Stones? What year is this???

Yes, I’ve heard the Brits use the word stone to describe their weight before (a coworker wants to loose 2 stone) and i even know what is means (1 stone = 14 lbs, by the way).

But today, I’m flipping through the channels on TV (skipping by Friends and Big Brother, yes they really are ALWAYS on!) and I pass a show about weight loss makeovers. I happen to pause at the exact moment that the rather large woman is getting onto a bathroom scale. And what do I see? A screen shot with her weight … in Stone!
Here I was thinking that the use of stone was simply a colloquialism, something leftover in British speak, and now I’ve learned it’s so much a part of their vocabulary that bathroom scales are made to report this bizarre form of measurement.

What’s next? Cubits, furlongs? quarts? Shillings? Fortnights (damn.. they still use that)

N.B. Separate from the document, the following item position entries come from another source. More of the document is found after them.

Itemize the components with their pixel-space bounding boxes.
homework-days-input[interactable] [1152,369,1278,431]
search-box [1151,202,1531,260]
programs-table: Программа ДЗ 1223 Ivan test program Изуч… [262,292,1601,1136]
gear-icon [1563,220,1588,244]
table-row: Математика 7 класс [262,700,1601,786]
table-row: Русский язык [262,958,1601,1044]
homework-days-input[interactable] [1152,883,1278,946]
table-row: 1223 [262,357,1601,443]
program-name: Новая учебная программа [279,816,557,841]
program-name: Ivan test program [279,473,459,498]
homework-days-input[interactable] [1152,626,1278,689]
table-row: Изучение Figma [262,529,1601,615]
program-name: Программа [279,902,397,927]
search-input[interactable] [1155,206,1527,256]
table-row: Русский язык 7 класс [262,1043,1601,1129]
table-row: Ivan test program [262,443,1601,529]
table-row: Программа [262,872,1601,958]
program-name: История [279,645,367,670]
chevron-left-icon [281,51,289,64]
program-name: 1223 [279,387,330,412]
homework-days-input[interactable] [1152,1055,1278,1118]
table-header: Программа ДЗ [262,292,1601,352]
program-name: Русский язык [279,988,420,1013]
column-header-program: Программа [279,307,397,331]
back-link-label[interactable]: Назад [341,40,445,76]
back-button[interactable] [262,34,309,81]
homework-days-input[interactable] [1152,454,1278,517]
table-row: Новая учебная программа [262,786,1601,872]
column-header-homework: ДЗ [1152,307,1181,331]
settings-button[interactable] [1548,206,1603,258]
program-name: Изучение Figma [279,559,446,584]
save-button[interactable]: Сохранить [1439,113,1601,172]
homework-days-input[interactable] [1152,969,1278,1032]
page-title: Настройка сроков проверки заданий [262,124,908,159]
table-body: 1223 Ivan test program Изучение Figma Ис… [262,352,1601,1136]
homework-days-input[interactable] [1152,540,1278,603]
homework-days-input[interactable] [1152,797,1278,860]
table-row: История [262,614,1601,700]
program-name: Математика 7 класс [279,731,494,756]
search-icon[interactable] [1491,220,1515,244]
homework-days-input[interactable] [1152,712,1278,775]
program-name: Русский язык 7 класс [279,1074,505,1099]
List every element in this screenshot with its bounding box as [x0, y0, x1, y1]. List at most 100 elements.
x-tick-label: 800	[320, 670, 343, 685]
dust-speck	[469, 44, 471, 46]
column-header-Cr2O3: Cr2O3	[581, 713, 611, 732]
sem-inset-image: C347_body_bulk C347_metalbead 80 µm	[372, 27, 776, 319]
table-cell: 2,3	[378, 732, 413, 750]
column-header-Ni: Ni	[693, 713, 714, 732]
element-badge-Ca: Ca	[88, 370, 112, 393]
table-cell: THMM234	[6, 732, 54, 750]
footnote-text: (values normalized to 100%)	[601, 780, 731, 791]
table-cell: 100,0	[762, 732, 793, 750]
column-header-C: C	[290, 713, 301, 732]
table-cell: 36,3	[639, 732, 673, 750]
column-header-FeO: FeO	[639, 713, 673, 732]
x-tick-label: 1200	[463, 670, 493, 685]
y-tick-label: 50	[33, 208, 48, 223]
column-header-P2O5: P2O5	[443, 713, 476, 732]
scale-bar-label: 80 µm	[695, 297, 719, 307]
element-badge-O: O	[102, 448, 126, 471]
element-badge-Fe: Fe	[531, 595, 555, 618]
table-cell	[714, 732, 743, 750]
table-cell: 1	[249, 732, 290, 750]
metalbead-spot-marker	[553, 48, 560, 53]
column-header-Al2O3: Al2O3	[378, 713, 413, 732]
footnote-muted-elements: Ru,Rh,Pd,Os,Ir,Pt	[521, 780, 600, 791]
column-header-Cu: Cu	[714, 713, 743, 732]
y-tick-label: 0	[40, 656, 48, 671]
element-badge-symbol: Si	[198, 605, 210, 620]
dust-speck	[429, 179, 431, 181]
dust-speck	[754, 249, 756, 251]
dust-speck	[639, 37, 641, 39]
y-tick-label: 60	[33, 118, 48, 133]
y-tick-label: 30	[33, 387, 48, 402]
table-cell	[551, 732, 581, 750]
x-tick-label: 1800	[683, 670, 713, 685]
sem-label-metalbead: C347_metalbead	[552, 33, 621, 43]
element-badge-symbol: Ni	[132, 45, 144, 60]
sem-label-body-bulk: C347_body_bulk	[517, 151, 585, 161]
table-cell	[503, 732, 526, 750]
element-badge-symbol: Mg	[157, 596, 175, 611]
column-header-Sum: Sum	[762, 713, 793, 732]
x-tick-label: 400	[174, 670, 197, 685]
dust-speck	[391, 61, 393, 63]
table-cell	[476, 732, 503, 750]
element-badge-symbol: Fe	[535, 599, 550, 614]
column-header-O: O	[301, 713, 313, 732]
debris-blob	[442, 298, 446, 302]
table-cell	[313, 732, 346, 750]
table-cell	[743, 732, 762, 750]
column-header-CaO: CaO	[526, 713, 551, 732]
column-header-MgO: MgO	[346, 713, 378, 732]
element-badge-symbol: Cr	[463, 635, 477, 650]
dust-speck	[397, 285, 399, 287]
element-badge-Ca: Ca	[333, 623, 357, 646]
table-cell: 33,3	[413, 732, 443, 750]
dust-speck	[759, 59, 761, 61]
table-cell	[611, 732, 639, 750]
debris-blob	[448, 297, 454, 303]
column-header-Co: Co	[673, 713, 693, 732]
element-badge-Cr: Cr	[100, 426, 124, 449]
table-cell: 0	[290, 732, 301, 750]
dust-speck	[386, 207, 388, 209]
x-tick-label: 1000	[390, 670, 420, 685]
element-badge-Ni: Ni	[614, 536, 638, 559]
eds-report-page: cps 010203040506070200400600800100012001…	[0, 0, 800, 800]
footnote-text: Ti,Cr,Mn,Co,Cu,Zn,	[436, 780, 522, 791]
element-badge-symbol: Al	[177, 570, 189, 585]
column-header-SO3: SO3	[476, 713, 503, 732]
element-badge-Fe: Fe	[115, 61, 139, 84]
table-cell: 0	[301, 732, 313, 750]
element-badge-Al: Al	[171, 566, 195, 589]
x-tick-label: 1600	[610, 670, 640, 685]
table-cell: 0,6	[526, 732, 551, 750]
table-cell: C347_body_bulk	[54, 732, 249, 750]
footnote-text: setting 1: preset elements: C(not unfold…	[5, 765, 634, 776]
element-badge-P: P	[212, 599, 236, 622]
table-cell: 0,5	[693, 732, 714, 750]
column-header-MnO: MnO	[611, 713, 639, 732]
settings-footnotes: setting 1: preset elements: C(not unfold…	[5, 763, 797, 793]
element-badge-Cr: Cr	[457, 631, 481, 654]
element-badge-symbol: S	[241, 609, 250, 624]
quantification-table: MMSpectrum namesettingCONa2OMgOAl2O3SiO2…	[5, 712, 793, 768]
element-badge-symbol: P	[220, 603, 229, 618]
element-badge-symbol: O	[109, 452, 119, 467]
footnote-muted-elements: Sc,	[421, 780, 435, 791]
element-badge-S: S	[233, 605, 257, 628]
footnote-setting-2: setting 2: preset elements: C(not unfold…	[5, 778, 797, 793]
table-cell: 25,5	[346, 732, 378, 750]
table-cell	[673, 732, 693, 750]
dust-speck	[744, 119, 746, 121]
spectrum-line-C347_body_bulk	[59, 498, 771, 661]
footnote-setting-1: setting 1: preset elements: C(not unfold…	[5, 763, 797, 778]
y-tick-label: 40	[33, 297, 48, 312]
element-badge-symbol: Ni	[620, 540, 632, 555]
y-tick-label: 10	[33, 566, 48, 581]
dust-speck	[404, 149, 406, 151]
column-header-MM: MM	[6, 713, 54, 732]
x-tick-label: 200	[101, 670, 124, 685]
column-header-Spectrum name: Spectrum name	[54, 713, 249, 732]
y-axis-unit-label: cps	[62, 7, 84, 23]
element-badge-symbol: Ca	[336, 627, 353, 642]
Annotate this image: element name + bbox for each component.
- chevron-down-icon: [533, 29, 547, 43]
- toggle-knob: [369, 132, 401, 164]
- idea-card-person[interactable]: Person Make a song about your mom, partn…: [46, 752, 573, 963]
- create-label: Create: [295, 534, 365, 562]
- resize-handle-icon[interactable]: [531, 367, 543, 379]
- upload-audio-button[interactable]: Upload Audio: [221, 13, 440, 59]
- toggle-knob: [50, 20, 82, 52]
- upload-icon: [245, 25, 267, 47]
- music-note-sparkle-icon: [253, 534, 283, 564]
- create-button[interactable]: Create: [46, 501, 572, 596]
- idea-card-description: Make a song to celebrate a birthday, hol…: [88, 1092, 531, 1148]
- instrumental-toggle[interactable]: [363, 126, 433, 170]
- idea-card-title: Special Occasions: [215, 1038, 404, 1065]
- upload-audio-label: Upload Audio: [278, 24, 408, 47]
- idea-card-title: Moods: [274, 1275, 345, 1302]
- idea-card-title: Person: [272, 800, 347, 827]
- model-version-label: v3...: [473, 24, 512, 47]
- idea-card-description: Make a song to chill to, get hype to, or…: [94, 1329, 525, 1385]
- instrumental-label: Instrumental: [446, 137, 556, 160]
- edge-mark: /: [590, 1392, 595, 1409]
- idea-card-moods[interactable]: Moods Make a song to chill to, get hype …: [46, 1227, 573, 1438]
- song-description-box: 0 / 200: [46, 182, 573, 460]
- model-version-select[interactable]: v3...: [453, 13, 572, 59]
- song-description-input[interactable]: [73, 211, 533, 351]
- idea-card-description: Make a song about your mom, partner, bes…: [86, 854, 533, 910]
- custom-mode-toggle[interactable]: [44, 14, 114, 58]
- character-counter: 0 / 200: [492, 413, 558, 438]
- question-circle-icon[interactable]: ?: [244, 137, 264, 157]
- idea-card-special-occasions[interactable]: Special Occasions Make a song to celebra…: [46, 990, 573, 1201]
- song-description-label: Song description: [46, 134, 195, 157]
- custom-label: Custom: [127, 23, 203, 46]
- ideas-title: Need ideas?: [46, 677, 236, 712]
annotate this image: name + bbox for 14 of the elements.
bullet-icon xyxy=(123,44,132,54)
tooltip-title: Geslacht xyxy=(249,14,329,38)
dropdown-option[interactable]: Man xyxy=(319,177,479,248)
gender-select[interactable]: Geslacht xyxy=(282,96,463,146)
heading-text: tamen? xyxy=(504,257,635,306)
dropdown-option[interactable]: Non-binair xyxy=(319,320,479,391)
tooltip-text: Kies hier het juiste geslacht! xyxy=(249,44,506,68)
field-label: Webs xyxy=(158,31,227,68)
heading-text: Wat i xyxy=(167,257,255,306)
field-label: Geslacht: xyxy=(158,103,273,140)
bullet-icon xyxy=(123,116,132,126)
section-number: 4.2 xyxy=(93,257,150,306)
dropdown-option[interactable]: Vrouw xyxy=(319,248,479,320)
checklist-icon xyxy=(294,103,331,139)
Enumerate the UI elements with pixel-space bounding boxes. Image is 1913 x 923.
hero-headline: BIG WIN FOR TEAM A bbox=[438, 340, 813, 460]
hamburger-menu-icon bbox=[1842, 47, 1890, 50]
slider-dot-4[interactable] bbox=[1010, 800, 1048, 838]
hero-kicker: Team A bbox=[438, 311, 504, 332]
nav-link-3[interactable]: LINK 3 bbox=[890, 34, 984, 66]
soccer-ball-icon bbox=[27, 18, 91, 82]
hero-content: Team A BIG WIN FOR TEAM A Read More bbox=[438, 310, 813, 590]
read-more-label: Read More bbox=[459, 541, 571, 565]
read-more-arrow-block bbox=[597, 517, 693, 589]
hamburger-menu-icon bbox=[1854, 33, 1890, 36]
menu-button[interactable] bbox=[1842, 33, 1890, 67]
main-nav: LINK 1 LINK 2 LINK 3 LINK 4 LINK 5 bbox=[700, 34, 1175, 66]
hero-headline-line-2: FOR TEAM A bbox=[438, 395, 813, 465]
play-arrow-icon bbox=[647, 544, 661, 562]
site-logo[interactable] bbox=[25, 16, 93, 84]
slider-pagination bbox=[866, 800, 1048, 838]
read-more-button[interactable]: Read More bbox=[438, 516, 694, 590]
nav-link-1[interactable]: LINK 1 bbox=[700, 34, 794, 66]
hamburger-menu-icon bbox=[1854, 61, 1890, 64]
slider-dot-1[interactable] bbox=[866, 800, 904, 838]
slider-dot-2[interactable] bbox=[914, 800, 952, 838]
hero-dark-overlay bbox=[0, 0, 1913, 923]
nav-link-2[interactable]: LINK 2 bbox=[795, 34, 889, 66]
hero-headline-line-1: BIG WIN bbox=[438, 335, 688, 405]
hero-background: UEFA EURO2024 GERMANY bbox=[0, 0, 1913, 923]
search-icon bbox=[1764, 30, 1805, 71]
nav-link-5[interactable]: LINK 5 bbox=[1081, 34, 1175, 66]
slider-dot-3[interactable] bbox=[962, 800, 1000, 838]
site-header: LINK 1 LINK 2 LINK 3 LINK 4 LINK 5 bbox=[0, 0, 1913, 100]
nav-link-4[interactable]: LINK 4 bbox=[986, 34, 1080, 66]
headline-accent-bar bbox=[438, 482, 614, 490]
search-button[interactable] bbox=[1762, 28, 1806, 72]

I shouldn’t be too surprised. A quick snoop on wikipedia and I learn that the UK decided to go metric only 43 years ago, and is still in transition to the metric system! 1995 was the first year all packaged goods sold in Britain required to be labelled in metric units. 1995? Christ, Algeria has been metric since December 1842 but 153 years later I can only just get a bottle of corn syrup in liters. Bravo England.